Title
Seminars by Seungchul Baek (Univ Maryland, USA)
Seungchul Baek, is an Associate Professor of Statistics at the University of Maryland, Baltimore County (UMBC). He is spending a week at DM-FCUP under a Staff mobility program. Professor Baek will deliver two seminars of intermediate level and one of advanced level:
- 8th JULY, 10h-11:45h --- 2 Seminars of INTERMEDIATE LEVEL
10h - 10:45h Random Partitioning and Variable Selection in High-Dimensional Classification
Abstract: I introduce two projects related to high-dimensional classification. The first project focuses on developing a classifier using random partitioning. Specifically, we split the original high-dimensional data ($p>n$) into multiple low-dimensional subsets, making sure the number of selected covariates is less than the sample size. Using these partitioned datasets, we apply linear discriminant analysis (LDA) to each subset and propose a method to aggregate the results. We provide theoretical justification for our approach by comparing its misclassification rates to those of LDA in high dimensions. The second project concerns variable selection in high-dimensional classification. By utilizing the recently proposed mirror statistic, we first identify significant variables and then develop a new classifier based on a modified version of the $\epsilon$-greedy algorithm.
10:45h - 11h Coffee-break
11h - 11:45h A Computationally Efficient Approach to Estimating Species Richness and Rarefaction Curve
Abstract: In ecological and educational studies, estimators of the total number of species and the rarefaction curve based on empirical samples are important tools. We propose a new method to estimate both the rarefaction curve and the number of species based on a ready-made numerical approach, such as quadratic optimization. The key idea in developing the proposed algorithm is nonparametric empirical Bayes estimation, incorporating an interpolated rarefaction curve via quadratic optimization with linear constraints based on g-modeling in Efron (2014). Our proposed algorithm is easily implemented and shows better performance than existing methods in terms of computational speed and accuracy. Furthermore, we provide a model selection criterion for choosing tuning parameters in the estimation procedure and propose a confidence interval based on asymptotic theory rather than resampling. We present some asymptotic results of our estimator to validate the efficiency of our estimator theoretically. A broad range of numerical studies, including simulations and real data examples, are also conducted, and the gain that it produces has been compared to existing methods.

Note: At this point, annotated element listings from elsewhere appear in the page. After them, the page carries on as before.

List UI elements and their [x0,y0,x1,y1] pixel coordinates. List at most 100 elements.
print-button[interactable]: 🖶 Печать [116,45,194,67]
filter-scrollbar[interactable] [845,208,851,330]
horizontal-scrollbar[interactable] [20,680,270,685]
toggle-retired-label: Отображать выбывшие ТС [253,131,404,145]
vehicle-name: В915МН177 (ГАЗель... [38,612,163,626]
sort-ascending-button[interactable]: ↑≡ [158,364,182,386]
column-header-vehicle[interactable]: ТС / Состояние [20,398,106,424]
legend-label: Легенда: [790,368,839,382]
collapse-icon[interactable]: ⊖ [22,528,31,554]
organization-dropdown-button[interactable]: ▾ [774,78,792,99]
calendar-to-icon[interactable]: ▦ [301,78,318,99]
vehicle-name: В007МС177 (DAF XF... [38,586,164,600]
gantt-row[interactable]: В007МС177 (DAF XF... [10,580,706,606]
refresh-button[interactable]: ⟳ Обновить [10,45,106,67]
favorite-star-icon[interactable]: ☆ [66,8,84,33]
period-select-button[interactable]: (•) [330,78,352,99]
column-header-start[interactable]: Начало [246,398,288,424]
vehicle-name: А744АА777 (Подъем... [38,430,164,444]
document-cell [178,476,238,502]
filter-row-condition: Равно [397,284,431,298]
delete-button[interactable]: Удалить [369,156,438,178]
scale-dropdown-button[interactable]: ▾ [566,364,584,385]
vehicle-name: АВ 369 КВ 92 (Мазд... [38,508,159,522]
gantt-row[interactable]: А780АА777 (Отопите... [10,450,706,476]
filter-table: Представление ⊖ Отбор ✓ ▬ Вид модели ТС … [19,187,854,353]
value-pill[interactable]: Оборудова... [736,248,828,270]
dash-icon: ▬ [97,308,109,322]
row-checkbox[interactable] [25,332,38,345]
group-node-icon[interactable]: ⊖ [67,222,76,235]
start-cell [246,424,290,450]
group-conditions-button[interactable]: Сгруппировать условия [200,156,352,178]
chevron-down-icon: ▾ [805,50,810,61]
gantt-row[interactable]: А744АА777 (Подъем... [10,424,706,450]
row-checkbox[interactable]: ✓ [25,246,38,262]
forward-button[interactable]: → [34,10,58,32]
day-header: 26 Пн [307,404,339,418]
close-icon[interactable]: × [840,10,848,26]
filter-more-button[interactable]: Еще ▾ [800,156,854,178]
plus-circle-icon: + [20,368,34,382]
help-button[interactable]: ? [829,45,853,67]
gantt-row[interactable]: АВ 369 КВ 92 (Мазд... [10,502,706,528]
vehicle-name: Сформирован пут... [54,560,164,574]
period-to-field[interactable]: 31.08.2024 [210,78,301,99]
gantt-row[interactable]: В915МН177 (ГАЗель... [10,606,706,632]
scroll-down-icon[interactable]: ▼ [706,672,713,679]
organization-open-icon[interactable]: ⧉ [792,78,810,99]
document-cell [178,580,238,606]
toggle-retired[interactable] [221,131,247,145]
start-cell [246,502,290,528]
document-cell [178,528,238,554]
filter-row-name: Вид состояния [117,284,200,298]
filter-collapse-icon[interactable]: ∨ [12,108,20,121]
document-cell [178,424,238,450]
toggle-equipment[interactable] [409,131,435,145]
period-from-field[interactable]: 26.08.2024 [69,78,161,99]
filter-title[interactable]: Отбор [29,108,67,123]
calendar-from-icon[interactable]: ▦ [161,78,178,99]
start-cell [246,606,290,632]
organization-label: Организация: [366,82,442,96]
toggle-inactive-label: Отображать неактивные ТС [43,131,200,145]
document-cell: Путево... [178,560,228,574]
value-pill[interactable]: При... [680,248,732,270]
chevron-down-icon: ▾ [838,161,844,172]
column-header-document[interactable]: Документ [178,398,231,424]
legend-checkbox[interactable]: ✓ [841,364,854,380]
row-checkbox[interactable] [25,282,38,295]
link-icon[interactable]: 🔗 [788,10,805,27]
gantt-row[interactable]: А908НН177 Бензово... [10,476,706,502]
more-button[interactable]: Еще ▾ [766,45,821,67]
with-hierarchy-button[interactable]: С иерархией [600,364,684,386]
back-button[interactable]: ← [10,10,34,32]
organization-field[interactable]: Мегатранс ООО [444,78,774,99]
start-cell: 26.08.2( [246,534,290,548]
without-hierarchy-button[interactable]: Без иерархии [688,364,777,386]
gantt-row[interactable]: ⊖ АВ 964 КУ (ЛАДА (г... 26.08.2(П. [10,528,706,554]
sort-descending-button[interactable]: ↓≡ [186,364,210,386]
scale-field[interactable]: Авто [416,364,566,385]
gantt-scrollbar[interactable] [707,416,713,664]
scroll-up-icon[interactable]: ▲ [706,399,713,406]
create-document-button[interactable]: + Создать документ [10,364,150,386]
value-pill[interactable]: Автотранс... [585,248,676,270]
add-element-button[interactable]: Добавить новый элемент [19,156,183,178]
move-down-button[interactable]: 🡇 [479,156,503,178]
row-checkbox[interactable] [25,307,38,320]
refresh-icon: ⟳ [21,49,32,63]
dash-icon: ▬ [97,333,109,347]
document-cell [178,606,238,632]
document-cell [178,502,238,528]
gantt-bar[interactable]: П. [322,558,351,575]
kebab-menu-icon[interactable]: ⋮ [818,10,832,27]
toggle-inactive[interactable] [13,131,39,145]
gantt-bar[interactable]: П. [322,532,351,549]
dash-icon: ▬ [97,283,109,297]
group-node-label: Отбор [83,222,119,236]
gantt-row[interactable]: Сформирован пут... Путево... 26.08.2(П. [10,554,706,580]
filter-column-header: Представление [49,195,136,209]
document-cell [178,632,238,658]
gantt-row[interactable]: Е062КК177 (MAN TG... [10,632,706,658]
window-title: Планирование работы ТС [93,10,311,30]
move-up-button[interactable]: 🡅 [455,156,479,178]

-9th JULY, 14h-15h --- 1 Seminar of ADVANCED LEVEL
Title: Testing and Quantifying Site-Level Variability in Diagnostic Sensitivity of an Anchor Variable
Abstract: When the same disease is diagnosed across multiple clinical sites, do all sites perform equally well? Even with standardized criteria and identical cognitive tests, clinicians at different sites may interpret results differently — leading to inconsistent diagnoses that can affect patient outcomes and the validity of multi-site studies. This talk addresses this question in a setting with a binary anchor variable: a diagnostic indicator that definitively confirms disease when positive but leaves disease status uncertain when negative. We model site-specific diagnostic sensitivity with a random-effects structure and develop likelihood-based methods to estimate and test for meaningful variation across sites. Key methodological contributions include: establishing parameter identifiability using a validation subset; handling the intractable likelihood integral via a Laplace approximation and an EM algorithm; and constructing likelihood ratio and score tests that properly account for the boundary constraint on the variance component. We evaluate the approach through simulation and apply it to the Huntington disease cohort, where both tests provide strong evidence that diagnostic sensitivity differs meaningfully across sites. Site-specific effects are further explored using empirical Bayes estimation, revealing sites where diagnostic practices may warrant closer examination.